– Отчего ж не пойму? – тихо вопросил Потемкин, присаживаясь рядом с ним.
– Не поймешь! Ведь все, что любил… Домик наш… Микола сказал – одни головешки. Мне и посмотреть не удалось… И хорошо! К сестренке Анечке жених сватался… А тут вместо венчания – «со святыми упокой». А матушка…
Он глухо разрыдался. Потемкин неловко, подавленно молчал. Потом тихо тронул друга за плечо. Сергей вскочил как от прикосновения каленого железа.
– Не понять тебе! Я помню, еще перед войной ты мне романс грустный пел, царице посвященный. Сколь безнадежной любовь твоя казалась! А теперь, небось, лишь веселые песни хочется петь?
Потемкин сознался: да.
– Ну, так сытый голодному не товарищ!
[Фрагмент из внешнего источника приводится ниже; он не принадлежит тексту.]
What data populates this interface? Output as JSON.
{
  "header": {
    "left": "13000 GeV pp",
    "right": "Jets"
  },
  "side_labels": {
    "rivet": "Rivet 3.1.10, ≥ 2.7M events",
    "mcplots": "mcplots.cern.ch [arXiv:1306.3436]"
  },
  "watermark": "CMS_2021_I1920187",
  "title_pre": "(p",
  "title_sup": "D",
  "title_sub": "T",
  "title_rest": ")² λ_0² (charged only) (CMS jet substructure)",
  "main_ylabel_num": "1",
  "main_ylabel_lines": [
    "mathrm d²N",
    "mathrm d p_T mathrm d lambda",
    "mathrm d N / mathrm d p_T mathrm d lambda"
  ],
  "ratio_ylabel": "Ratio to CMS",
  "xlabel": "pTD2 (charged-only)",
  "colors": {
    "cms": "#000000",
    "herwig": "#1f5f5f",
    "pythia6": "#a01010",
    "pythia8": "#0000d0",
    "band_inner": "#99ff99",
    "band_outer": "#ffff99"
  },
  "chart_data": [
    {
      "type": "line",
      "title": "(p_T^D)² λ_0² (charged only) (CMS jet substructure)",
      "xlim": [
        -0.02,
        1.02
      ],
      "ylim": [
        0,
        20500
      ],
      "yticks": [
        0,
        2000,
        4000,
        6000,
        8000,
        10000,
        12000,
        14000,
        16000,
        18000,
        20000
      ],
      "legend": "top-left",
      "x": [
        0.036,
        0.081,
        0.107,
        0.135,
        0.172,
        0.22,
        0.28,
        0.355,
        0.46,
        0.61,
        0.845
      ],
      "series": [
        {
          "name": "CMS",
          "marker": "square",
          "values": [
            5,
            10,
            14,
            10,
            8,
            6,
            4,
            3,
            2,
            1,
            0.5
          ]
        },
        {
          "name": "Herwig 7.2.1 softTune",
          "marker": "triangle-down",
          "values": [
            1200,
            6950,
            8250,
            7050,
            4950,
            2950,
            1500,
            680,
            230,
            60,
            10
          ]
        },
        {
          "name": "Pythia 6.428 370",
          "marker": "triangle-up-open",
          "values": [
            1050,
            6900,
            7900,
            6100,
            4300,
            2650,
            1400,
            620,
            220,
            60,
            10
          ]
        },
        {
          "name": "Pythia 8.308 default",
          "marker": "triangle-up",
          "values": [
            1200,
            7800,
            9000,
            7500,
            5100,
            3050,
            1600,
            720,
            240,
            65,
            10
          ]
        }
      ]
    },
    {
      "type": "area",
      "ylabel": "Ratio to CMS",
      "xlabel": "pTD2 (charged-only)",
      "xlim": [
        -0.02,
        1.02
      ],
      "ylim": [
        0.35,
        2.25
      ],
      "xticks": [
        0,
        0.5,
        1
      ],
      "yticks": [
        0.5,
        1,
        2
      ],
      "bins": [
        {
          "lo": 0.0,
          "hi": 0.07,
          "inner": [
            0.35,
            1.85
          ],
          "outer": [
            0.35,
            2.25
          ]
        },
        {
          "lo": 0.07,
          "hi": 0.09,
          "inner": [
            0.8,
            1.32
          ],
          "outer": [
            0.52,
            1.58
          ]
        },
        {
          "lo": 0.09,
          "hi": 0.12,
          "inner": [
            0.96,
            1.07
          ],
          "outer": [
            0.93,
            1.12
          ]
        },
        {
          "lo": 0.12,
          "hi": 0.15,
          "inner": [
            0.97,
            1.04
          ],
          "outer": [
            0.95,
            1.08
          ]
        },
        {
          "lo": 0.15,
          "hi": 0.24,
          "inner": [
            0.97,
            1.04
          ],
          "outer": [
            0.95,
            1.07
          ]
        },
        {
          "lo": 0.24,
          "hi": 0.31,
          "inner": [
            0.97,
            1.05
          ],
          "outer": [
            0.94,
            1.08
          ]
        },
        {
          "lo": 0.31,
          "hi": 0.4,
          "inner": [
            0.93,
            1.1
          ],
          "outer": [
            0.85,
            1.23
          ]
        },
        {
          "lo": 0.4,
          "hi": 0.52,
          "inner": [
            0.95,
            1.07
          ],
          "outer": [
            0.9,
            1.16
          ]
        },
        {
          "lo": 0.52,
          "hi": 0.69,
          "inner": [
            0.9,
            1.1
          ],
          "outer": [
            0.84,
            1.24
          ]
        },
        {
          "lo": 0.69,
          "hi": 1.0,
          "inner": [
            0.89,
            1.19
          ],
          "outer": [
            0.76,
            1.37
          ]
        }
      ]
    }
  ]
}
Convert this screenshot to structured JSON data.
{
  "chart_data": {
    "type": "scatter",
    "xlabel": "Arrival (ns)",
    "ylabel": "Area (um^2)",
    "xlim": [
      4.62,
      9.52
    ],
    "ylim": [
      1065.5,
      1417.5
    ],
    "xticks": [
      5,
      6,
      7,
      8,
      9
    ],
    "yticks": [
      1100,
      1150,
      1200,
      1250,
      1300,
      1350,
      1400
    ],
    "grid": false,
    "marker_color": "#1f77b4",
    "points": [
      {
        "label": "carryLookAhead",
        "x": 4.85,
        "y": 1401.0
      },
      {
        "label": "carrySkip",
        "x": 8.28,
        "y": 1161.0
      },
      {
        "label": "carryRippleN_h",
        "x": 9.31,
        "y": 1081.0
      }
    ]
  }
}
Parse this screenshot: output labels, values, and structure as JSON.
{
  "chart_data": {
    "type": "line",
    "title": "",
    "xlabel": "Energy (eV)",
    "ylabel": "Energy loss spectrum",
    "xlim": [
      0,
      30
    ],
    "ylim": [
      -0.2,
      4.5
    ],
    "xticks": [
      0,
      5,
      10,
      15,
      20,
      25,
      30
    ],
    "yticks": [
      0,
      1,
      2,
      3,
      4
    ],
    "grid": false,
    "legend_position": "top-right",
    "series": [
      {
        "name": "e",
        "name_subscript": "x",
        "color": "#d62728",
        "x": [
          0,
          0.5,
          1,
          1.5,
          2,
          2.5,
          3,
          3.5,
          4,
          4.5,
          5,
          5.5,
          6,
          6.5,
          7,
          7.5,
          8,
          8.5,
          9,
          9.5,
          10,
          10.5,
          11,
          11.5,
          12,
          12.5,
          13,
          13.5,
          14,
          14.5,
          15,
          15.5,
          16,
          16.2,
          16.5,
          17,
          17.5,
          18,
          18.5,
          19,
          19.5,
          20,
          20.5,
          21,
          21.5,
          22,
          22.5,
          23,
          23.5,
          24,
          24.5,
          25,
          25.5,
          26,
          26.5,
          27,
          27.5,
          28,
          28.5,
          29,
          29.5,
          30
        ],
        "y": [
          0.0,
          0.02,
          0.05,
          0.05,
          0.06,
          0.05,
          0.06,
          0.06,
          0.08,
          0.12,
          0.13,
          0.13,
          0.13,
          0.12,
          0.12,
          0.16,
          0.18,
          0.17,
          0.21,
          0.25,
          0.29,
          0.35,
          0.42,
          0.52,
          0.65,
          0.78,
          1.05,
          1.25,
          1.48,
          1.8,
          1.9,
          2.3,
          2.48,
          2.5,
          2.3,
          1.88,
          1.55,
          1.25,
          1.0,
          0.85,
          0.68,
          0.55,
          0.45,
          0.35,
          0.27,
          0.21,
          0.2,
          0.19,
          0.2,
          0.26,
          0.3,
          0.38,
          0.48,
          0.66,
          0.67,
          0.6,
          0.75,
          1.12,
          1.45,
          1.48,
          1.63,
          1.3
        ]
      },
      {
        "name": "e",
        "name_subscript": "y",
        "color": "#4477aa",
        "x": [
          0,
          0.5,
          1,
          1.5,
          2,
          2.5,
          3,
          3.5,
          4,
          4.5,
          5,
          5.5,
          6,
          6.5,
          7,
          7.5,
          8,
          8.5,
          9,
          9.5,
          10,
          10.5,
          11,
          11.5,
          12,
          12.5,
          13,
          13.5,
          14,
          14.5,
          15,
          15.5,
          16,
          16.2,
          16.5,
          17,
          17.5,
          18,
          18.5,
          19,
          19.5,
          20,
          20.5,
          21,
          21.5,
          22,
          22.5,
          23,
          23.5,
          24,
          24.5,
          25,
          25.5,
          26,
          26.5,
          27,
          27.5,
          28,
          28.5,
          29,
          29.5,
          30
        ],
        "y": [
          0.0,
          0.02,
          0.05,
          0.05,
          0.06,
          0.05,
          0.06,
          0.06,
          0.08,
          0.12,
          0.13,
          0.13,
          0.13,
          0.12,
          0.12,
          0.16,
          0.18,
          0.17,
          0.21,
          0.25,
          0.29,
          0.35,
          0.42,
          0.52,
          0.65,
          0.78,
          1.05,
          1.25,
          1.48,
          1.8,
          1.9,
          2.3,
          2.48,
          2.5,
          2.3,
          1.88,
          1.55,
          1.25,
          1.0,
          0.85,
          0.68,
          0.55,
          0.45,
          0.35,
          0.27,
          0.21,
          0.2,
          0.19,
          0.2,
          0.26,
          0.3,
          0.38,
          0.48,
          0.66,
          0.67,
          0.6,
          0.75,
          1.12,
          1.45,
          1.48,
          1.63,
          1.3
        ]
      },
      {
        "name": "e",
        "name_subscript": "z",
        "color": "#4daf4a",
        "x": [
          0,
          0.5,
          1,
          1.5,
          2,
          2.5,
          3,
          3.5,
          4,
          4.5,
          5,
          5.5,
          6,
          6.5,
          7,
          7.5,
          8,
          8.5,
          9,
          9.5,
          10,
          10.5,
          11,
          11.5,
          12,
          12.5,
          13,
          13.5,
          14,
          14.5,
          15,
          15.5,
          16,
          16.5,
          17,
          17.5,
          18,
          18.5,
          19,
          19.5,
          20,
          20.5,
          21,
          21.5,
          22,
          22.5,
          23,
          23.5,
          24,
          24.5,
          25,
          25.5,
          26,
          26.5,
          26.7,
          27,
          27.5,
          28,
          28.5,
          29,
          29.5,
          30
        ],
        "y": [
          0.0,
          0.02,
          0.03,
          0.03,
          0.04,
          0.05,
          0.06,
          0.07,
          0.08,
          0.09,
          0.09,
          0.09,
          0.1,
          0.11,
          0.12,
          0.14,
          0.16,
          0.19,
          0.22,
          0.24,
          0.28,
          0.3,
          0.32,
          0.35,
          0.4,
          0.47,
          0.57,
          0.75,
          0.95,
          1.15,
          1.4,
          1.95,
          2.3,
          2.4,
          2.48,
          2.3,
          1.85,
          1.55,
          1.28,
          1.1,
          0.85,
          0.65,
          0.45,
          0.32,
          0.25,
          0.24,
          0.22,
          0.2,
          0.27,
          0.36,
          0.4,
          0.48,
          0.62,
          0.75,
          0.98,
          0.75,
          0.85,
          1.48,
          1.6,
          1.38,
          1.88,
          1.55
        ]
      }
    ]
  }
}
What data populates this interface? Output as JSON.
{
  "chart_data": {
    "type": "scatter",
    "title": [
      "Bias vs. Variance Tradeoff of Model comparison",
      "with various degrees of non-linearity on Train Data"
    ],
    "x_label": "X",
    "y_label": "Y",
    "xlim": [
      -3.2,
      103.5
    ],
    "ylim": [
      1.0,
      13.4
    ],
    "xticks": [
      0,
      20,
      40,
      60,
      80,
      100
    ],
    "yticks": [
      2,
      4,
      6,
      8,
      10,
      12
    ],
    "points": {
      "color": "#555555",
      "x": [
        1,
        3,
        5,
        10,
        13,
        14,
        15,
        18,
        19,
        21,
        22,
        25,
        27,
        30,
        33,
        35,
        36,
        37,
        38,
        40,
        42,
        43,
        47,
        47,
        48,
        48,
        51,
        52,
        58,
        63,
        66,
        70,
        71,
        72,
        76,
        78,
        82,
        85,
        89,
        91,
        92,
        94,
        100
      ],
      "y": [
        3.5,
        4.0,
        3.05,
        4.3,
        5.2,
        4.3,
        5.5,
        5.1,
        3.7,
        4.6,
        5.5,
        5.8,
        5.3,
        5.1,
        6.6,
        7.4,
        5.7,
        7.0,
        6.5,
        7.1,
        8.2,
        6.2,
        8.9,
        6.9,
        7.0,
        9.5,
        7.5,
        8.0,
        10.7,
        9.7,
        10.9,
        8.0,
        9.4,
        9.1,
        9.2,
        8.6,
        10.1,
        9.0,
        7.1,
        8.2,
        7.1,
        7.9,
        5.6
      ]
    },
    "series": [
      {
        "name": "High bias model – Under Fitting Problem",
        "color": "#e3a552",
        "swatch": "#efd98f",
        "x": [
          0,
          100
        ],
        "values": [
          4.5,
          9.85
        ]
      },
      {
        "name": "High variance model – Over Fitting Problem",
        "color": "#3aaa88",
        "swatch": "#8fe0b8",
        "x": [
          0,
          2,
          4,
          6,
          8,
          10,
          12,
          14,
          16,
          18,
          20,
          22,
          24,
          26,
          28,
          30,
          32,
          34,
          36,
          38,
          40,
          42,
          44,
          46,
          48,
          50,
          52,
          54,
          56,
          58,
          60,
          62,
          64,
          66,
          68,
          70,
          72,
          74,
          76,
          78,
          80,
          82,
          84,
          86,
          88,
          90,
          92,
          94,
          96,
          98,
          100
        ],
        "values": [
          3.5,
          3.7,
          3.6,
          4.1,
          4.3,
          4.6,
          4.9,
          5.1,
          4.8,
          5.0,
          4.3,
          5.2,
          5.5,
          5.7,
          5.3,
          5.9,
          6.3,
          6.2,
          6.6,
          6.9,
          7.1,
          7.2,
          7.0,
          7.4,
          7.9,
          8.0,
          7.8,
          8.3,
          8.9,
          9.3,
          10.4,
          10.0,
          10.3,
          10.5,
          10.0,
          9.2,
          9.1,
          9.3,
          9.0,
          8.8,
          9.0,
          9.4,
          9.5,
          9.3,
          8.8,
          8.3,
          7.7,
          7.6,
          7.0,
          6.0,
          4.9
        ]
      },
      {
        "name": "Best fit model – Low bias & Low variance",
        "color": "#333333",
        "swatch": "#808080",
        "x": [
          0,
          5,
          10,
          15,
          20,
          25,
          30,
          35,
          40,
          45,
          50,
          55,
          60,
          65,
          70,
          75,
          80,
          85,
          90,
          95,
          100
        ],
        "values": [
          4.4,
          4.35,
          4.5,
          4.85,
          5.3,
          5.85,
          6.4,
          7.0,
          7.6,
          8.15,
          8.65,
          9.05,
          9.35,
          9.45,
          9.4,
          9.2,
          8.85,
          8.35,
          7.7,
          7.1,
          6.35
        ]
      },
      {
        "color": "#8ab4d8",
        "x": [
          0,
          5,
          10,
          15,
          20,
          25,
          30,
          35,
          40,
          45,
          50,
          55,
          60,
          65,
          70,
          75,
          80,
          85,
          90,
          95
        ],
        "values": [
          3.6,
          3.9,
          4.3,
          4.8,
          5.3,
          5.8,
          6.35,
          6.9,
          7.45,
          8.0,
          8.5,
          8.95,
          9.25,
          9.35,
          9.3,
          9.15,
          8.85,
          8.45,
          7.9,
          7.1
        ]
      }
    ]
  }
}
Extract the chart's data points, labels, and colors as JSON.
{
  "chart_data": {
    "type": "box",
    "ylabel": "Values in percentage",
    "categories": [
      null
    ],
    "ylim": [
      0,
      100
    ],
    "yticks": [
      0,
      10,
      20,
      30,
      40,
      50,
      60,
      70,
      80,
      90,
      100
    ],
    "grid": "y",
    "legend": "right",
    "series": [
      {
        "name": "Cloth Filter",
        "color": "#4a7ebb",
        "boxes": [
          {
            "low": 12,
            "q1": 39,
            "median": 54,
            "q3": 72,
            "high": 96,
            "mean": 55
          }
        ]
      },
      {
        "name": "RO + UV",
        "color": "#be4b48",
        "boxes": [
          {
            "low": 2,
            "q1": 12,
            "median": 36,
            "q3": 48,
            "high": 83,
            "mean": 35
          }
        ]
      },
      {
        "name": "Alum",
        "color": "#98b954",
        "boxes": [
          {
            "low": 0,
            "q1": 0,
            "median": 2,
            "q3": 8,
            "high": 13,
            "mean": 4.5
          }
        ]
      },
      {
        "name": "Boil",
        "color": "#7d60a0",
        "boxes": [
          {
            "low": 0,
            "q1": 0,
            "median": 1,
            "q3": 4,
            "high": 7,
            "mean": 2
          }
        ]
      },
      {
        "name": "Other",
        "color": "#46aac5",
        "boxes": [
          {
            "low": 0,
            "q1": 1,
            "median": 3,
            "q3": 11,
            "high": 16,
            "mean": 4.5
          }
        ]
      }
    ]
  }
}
Ты счастлив, я за тебя рад. А уйдешь ты – пить стану. Ты взгляни, сколько у меня бутылок припасено! Сопьюсь да помру где-нибудь под забором!
Тон, какими были произнесены эти слова, потряс Потемкина.
– Ты что?! – воскликнул он. – Ты кому сим образом мстить-то собрался?! Уж не Всевышнему ли?
– Может, и так, – криво усмехнулся Сергей и мотнул головой, встретившись с взглядом Потемкина.
– Не смотри на меня так! Не смей так смотреть! Да! И что? Эх, вольтерьянец, – горько усмехнулся Потемкин. – И что я скажу тебе в утешение? То, что матушка твоя и сестричка, мученицы невинные, у Господа на небесах? Но кто к небу не стремился, тот сего не поймет. Земной конец – всей жизни не конец.
– Ах, оставь, – вяло отмахнулся Ошеров. – Меня мужики пытали. Руки выкручивали. Левая недавно лишь болеть перестала. Что мне сейчас твои слова…
– Скажи, чем смогу помочь? Все сделаю…
– Господин генерал, не надо мне благодетельствовать! – вспыхнул Сергей.
Потемкин не обиделся. Вновь обнял, поцеловал в лоб. Сказал:
– Прощай. И все-таки – верь!
Уже в передней, когда Семка подобострастно набрасывал на него шубу, Потемкин понял, что надо делать. Был на свете лишь один человек, умеющий влиять на Ошерова – граф Алехан Орлов.